The coordinated moves are aimed at counterbalancing the vicious deterioration in financial markets and giving some measure of reassurance to households. This is the first half-point cut and first emergency reduction in the UK since 9/11. Paul Guest, Head of EMEA Research at Jones Lang LaSalle writes: "They could not have done anything else. The downturn will now be longer and deeper than previously expected, to the extent that the MPC believes it will be sharp enough to bring inflation back down to the 2% target in the medium term from its current elevated level."
The inter-bank lending market has ground to a halt and the spread between the base rate and 3-month Libor, on which most mortgages are based, has increased significantly, reaching 135 basis points at the end of September. Restricted and more expensive mortgages saw lending continue to fall in August, with just 32,000 new loans approved according to the Bank of England. This is a record low, down 70% from a year ago and way down from the 130,000 peak in November 2006.
Some of the biggest lenders have raised mortgage rates amid turmoil in financial markets. Lloyds TSB has pushed up the cost of its two- and three-year fixed rate deals and Northern Rock has raised the cost of its entire range of residential fixed and tracker rate deals.
According to James Thomas, Head of Residential at Jones Lang LaSalle, "In the short term, this cut to base rates is little more than a sop to restore confidence. Libor rates will remain high as banks continue to work through the deleveraging process."
James Thomas added, "The crisis that is rocking global financial markets means conditions for potential homebuyers will remain difficult. Potential buyers are reluctant to commit themselves to new mortgages, even when they are able to secure them. Rising unemployment and the financial crisis is creating uncertainty about job security, while at the same time house prices continue to fall."
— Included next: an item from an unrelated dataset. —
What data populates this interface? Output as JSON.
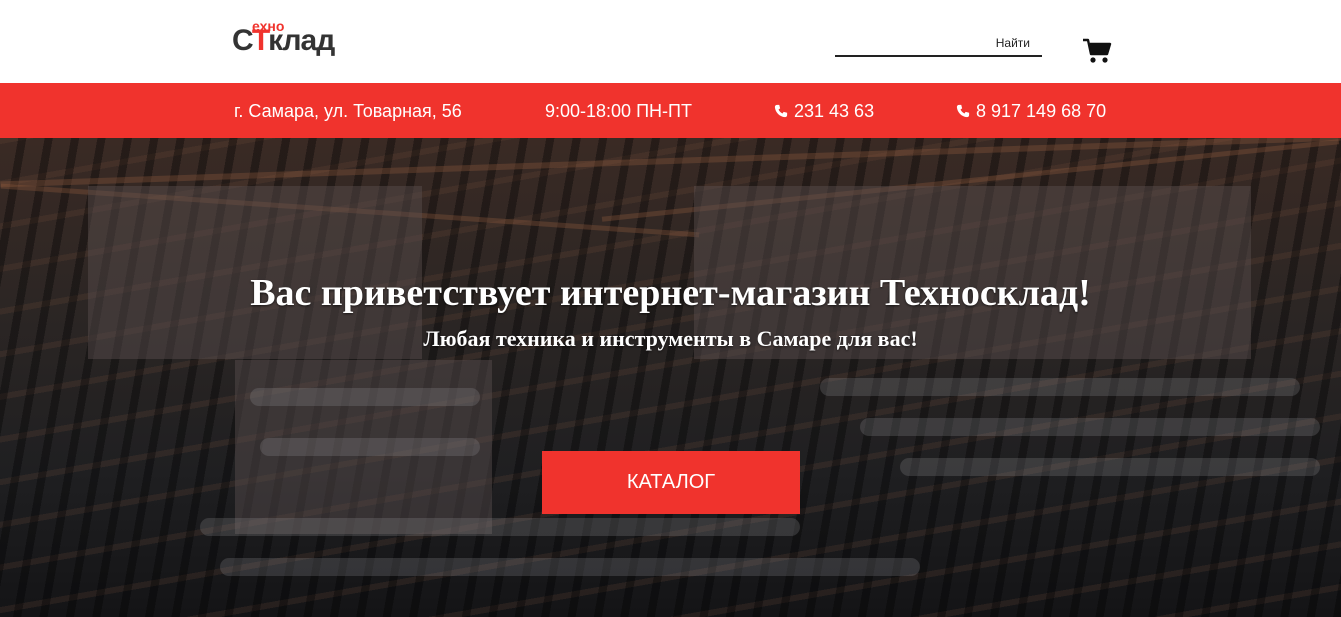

House prices were 12% lower in September compared to the same time last year and down 1.7% over the month according to Nationwide. The only sign of respite is that the monthly rate of fall has stabilized over the last three months, suggesting that the pace of decline is not accelerating at least.
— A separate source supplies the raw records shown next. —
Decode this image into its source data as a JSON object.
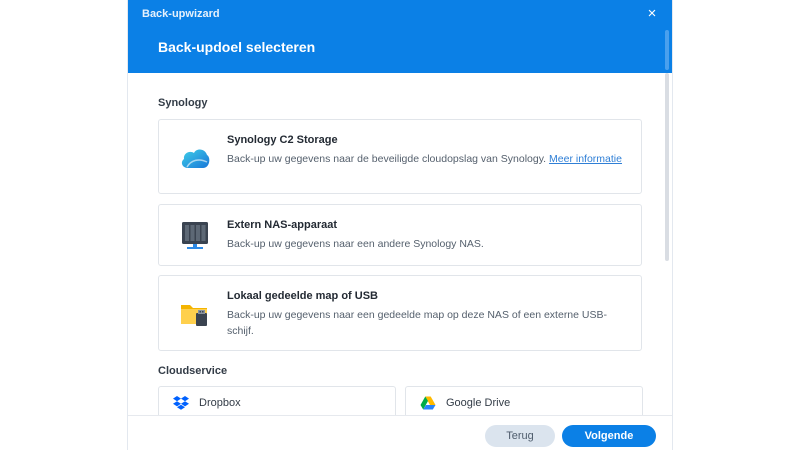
{
  "window": {
    "title": "Back-upwizard",
    "close_label": "×"
  },
  "page": {
    "title": "Back-updoel selecteren"
  },
  "sections": {
    "synology": {
      "title": "Synology",
      "cards": [
        {
          "title": "Synology C2 Storage",
          "description": "Back-up uw gegevens naar de beveiligde cloudopslag van Synology.",
          "link": "Meer informatie",
          "icon": "c2-cloud-icon"
        },
        {
          "title": "Extern NAS-apparaat",
          "description": "Back-up uw gegevens naar een andere Synology NAS.",
          "icon": "nas-device-icon"
        },
        {
          "title": "Lokaal gedeelde map of USB",
          "description": "Back-up uw gegevens naar een gedeelde map op deze NAS of een externe USB-schijf.",
          "icon": "folder-usb-icon"
        }
      ]
    },
    "cloud": {
      "title": "Cloudservice",
      "items": [
        {
          "label": "Dropbox",
          "icon": "dropbox-icon"
        },
        {
          "label": "Google Drive",
          "icon": "google-drive-icon"
        }
      ]
    }
  },
  "footer": {
    "back_label": "Terug",
    "next_label": "Volgende"
  },
  "colors": {
    "accent": "#0b80e6",
    "link": "#2f7fd6",
    "border": "#e1e5ea"
  }
}
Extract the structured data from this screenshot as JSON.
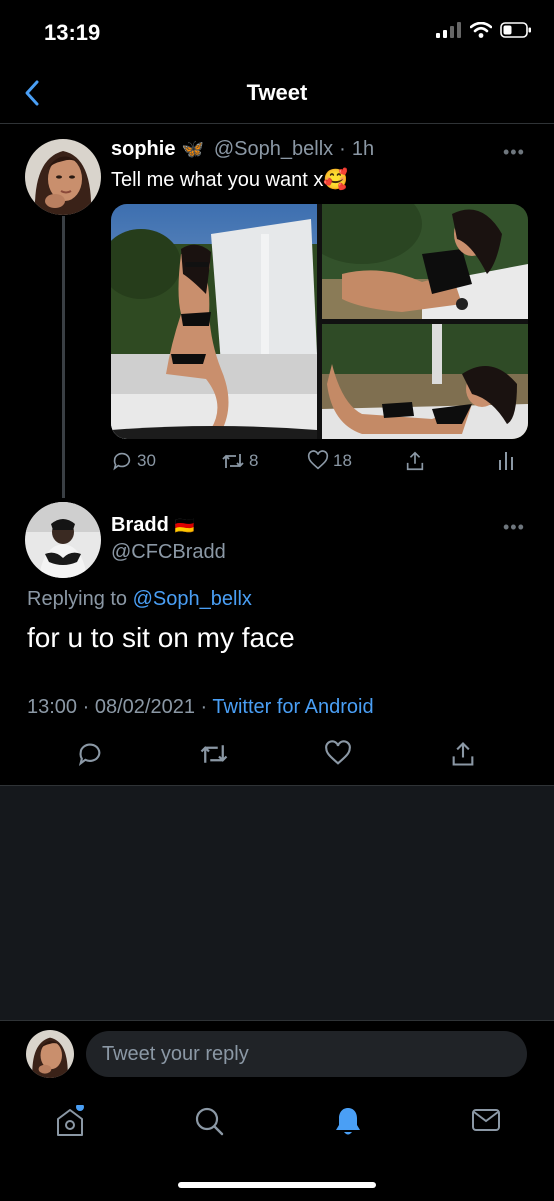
{
  "status_bar": {
    "time": "13:19"
  },
  "nav": {
    "title": "Tweet"
  },
  "original_tweet": {
    "display_name": "sophie",
    "name_emoji": "🦋",
    "handle": "@Soph_bellx",
    "separator": "·",
    "age": "1h",
    "text": "Tell me what you want x",
    "text_emoji": "🥰",
    "more": "•••",
    "stats": {
      "replies": "30",
      "retweets": "8",
      "likes": "18"
    }
  },
  "reply_tweet": {
    "display_name": "Bradd",
    "name_emoji": "🇩🇪",
    "handle": "@CFCBradd",
    "replying_prefix": "Replying to",
    "replying_handle": "@Soph_bellx",
    "text": "for u to sit on my face",
    "time": "13:00",
    "date": "08/02/2021",
    "dot": "·",
    "source": "Twitter for Android",
    "more": "•••"
  },
  "composer": {
    "placeholder": "Tweet your reply"
  },
  "colors": {
    "accent": "#4a9ff5",
    "muted": "#8b98a5",
    "background": "#000000"
  }
}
James Thomas comments, "House price falls will present opportunities for potential homebuyers who anticipate the bottom of the market in order to take advantage of growth during the recovery stage of the cycle. The current market distress is shadowed by a chronic undersupply of housing provision in the medium to longer term."
Commercial property
The global financial crisis continues to have an impact on the commercial property market and the outlook for occupier demand and rents has slipped further. Sentiment in the office sector is falling due to its reliance on financial and business services and the implication of significant job losses to come. At the same time the retail sector is suffering due to the downturn in consumer fortunes.
Fergus Hicks, Head of Forecasting and Economics said, "The downturn in the economy is seeing business demand for commercial space weaken and we expect commercial rents to decline both next year and in 2010. The economy is in the painful process of working off a credit bubble and this will take time, but generate opportunities when we emerge from it."
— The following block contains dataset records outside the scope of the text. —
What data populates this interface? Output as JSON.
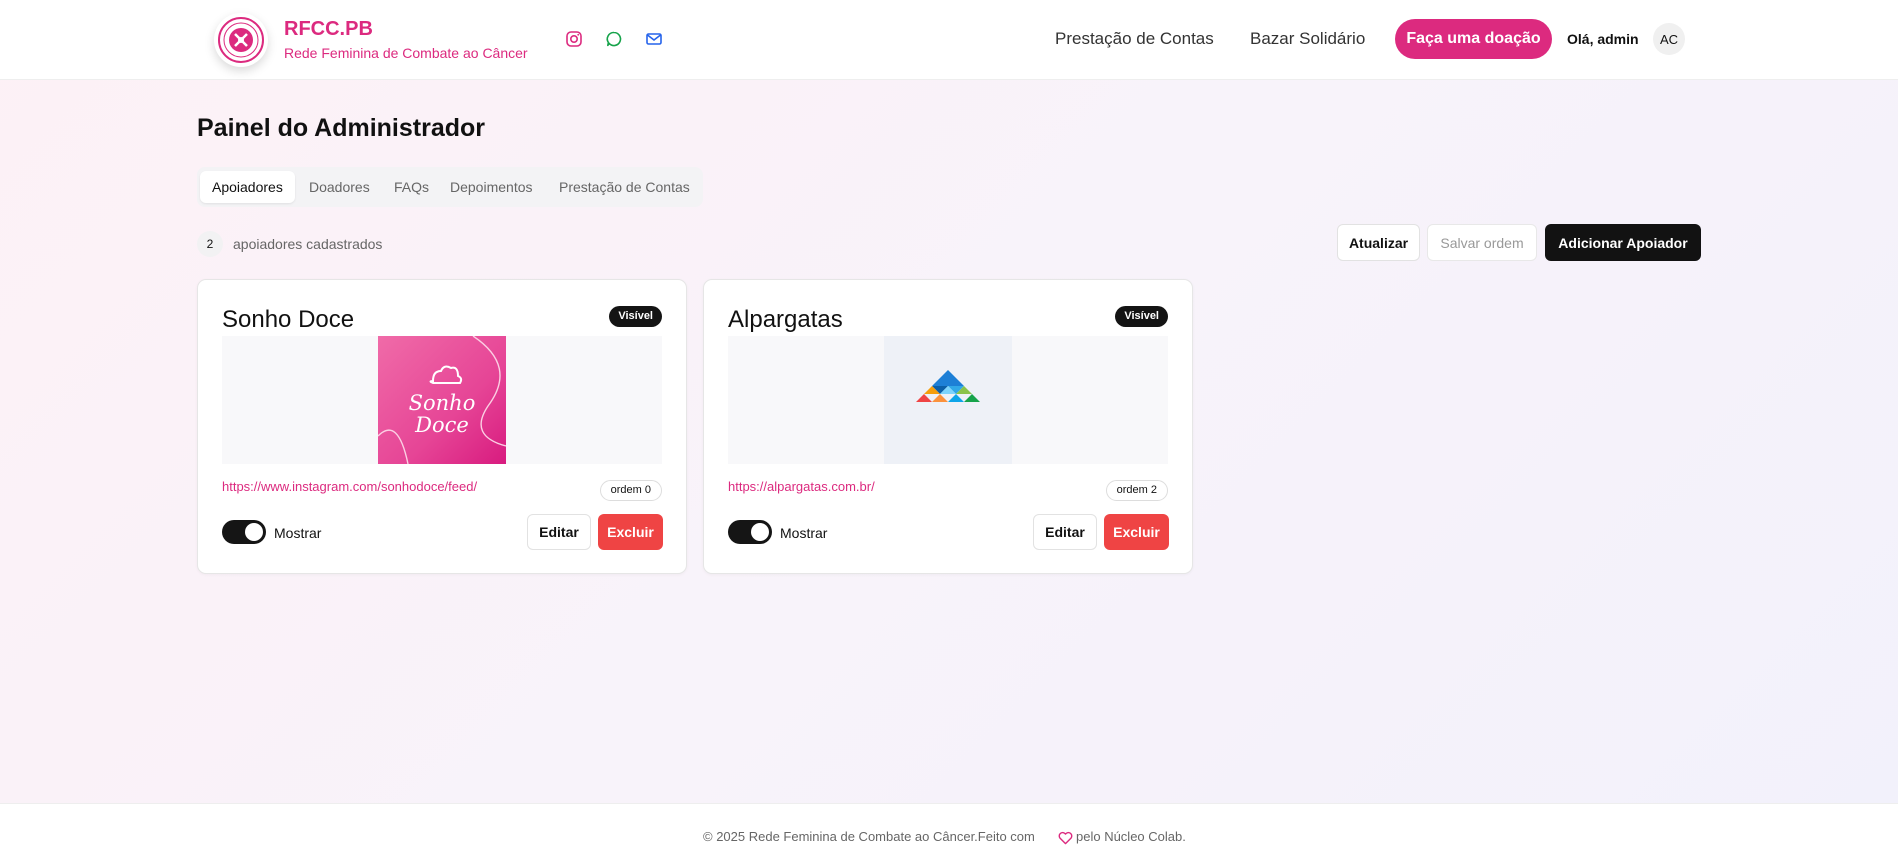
{
  "header": {
    "brand_title": "RFCC.PB",
    "brand_subtitle": "Rede Feminina de Combate ao Câncer",
    "social_icons": [
      "instagram-icon",
      "whatsapp-icon",
      "mail-icon"
    ],
    "nav": [
      "Prestação de Contas",
      "Bazar Solidário"
    ],
    "donate_label": "Faça uma doação",
    "greeting": "Olá, admin",
    "avatar_initials": "AC",
    "brand_color": "#dc2a7f"
  },
  "main": {
    "title": "Painel do Administrador",
    "tabs": [
      "Apoiadores",
      "Doadores",
      "FAQs",
      "Depoimentos",
      "Prestação de Contas"
    ],
    "active_tab": "Apoiadores",
    "count": "2",
    "count_label": "apoiadores cadastrados",
    "actions": {
      "refresh": "Atualizar",
      "save_order": "Salvar ordem",
      "add": "Adicionar Apoiador"
    }
  },
  "supporters": [
    {
      "name": "Sonho Doce",
      "status": "Visível",
      "logo_text_line1": "Sonho",
      "logo_text_line2": "Doce",
      "url": "https://www.instagram.com/sonhodoce/feed/",
      "order": "ordem 0",
      "toggle_label": "Mostrar",
      "edit": "Editar",
      "delete": "Excluir"
    },
    {
      "name": "Alpargatas",
      "status": "Visível",
      "url": "https://alpargatas.com.br/",
      "order": "ordem 2",
      "toggle_label": "Mostrar",
      "edit": "Editar",
      "delete": "Excluir"
    }
  ],
  "footer": {
    "text": "© 2025 Rede Feminina de Combate ao Câncer.Feito com",
    "tail": "pelo Núcleo Colab."
  }
}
The investor side of the market is also being hit hard by the financial crisis, with UK investment transactions down 58% in the first nine months of 2008 compared with the same period in 2007. The era of cheap, debt financed deals, which drove the market in 2006 and early 2007, is over due to the non-existence of debt financing as a result of the credit crisis. The deleveraging process and standoff between buyers and sellers that is taking place will see commercial property yields remain under pressure, with further upward moves anticipated.